Wednesday, May 02
Formulaic Furniture - Woodware
BY LAURA HOUSELEY
Woodware is all about the process of making, about creating systems in manufacture and organising production. This simply beautiful collection of furniture by London-based designer Max Lamb is as much a comment on production as it is on function. Each item is made entirely from standard sized dowels and, in turn, each size of dowel appears in a different hardwood; ash, maple, walnut, lime, beech, cherry, tulip, sapele and oak.
The Woodware collection is a progression in the history of furniture making in England: The timbers are traditional, if used unconventionally, and the system of construction has a formulaic clarity that enables Lamb to produce the pieces himself in his studio or outsource them to other artisans without difficulty should necessity demand.
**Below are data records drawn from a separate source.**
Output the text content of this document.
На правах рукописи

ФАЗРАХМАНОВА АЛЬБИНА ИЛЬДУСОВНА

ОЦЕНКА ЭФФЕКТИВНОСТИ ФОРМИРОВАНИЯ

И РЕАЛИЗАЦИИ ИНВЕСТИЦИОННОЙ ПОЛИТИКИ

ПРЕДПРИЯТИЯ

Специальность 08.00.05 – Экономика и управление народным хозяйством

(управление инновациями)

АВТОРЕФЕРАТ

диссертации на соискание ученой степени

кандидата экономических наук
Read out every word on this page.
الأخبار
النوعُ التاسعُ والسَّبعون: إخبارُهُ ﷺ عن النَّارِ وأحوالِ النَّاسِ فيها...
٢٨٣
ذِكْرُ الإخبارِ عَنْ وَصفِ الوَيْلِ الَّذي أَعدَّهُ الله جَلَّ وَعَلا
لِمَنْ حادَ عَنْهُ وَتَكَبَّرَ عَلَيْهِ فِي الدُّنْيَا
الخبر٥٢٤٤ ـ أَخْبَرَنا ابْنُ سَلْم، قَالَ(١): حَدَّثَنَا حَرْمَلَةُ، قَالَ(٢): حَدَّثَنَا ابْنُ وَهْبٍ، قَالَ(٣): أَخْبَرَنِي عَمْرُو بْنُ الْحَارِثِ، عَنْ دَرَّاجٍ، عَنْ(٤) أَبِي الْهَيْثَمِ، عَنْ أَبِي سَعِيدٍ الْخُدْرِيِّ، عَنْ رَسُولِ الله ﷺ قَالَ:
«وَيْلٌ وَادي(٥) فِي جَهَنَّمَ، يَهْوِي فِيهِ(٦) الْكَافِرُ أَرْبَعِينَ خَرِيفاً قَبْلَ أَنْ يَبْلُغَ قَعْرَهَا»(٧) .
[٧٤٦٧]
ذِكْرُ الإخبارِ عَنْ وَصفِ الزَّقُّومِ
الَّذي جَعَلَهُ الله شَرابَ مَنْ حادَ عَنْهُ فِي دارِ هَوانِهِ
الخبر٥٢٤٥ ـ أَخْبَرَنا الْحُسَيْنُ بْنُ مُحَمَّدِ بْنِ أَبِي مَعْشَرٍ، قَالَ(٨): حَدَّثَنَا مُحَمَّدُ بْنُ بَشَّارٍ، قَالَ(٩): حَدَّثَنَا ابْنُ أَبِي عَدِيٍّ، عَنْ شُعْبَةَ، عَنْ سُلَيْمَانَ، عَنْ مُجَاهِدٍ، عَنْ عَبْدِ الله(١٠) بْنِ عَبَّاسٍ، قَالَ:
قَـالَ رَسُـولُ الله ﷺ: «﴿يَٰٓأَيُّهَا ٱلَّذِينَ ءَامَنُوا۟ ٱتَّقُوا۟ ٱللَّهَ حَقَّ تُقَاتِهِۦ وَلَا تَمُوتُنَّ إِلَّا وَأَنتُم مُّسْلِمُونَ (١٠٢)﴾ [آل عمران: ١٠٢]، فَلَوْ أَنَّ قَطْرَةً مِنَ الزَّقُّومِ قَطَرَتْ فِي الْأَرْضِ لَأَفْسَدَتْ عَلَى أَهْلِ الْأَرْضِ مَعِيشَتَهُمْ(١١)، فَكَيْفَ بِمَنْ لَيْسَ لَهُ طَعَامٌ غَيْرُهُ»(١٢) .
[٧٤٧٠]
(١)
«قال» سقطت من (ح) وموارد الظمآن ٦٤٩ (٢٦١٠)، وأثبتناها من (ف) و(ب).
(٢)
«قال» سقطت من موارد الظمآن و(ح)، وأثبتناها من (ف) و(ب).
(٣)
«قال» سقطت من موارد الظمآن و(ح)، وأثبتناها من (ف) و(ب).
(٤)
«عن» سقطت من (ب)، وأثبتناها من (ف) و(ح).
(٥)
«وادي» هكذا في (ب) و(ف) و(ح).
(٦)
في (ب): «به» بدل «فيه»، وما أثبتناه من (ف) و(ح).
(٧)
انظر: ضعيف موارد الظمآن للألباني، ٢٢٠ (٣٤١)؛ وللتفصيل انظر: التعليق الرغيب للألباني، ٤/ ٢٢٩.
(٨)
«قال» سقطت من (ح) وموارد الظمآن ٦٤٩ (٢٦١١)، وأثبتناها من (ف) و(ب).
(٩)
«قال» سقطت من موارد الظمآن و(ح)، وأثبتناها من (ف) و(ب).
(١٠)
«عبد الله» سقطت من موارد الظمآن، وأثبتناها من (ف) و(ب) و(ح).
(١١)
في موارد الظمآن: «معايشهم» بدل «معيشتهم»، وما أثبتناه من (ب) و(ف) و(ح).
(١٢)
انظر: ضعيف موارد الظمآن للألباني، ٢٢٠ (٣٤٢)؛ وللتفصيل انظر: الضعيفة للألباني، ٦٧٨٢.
The chair designs are vaguely reminiscent of traditional chair styles such as the ladder-back or spindle-back, whose forms, it pays to remember, were equally engineered for efficient artisan production.
Lamb intends Woodware to be affordable, functional and, ultimately, producible. By adopting iconic potter Bernard Leach’s attitude to making (whose famous Standard Ware pots were made in quantity yet not mass-produced), Lamb limits the production of the collection so that the pieces retain the quality of hand-making yet are more of a commercial prospect than craft designs. It’s a great ambition beautifully fulfilled.